O tratamento em geral é longo, requer multidisciplinaridade e parceria com a escola. No caso do paciente se ausentar da escola por um período longo, outras atividades extracurriculares devem ser oferecidas, para que o aluno não passe o tempo ocioso ou exclusivamente em atividades de lazer. As decisões devem ser conversadas e tomadas em conjunto. O tempo fora da escola deve ser encarado como proveitoso para desenvolver outras habilidades do aluno, tendo em vista sua reabilitação e retorno à escola futuramente.
O tratamento médico pode envolver medicamentos para sintomas como ansiedade, depressão, impulsividade, déficit de atenção, dentre outros, podendo ser indicadas diferentes classes de medicamentos, dentre antidepressivos, ansiolíticos, estabilizadores de humor, antipsicóticos e medicamentos para déficit de atenção, hiperatividade e impulsividade.

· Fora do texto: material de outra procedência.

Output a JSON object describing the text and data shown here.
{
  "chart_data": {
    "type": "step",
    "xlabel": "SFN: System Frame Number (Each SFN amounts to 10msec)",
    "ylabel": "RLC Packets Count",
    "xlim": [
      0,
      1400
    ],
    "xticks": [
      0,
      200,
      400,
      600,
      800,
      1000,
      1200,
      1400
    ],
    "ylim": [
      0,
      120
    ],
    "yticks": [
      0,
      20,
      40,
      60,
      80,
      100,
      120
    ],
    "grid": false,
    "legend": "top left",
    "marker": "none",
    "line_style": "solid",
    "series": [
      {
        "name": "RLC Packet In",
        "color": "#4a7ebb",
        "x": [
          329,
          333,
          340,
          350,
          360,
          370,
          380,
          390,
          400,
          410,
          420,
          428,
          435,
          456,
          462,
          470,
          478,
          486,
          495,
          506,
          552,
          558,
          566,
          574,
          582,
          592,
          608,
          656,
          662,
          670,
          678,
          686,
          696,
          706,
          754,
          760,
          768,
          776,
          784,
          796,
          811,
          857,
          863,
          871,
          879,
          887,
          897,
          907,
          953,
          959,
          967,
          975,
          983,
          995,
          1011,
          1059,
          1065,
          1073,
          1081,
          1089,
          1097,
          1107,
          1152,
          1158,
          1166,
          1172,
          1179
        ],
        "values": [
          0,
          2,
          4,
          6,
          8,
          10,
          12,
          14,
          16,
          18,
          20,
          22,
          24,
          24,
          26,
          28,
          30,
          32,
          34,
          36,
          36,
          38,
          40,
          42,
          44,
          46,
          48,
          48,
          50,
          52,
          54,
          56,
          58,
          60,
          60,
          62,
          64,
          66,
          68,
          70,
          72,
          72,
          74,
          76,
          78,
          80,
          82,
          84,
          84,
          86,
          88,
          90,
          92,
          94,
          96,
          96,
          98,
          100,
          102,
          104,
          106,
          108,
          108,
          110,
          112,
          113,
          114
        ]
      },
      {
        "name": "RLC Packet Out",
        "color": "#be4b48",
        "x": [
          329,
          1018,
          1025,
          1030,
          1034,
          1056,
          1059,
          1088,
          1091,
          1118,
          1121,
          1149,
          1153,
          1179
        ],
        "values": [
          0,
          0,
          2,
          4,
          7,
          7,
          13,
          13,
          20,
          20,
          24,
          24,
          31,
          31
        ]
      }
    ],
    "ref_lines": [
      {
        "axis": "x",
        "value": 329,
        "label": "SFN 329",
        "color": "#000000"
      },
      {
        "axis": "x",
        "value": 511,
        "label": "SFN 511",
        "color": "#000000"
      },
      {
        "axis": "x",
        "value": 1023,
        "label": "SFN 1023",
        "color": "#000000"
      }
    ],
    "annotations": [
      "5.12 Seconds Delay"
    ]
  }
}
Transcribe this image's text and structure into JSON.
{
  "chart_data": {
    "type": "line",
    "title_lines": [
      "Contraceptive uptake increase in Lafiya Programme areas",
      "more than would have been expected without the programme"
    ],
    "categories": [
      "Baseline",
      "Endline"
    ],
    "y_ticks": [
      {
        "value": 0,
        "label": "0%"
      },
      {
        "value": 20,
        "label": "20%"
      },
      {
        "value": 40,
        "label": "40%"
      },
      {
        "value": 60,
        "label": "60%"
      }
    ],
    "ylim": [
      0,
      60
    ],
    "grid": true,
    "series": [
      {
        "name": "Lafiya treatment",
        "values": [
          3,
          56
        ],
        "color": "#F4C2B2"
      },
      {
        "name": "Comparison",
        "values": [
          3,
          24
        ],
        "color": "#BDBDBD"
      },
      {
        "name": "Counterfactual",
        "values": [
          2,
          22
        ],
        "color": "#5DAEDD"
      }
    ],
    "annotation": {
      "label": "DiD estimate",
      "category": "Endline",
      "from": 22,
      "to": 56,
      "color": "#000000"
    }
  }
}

Uma psicoterapia individual também é indicada, preferencialmente do tipo cognitivo-comportamental. O objetivo da terapia é ajudar o paciente a identificar estímulos e pensamentos que possam estar por trás das alterações de comportamento e de sintomas emocionais, melhorando suas habilidades de enfrentamento das situações na escola e em casa, desenvolvendo a capacidade de solucionar os conflitos, promovendo sua resiliência e se adaptando melhor ao ambiente.
A terapia de família geralmente também é necessária, pois é frequente que questões familiares estejam ligadas ao comportamento na escola. Ademais a recusa escolar costuma trazer uma realidade de difícil administração para os pais.
A remediação cognitiva é um tratamento para melhorar questões cognitivas que estejam ocorrendo, como dificuldades de atenção, da memória, do funcionamento executivo e da tomada de decisão, através do treinamento dessas funções com o paciente.
Em alguns casos o aluno necessita de um profissional de apoio escolar, que o acompanhe na escola, em sala de aula, e o ajude nas suas dificuldades.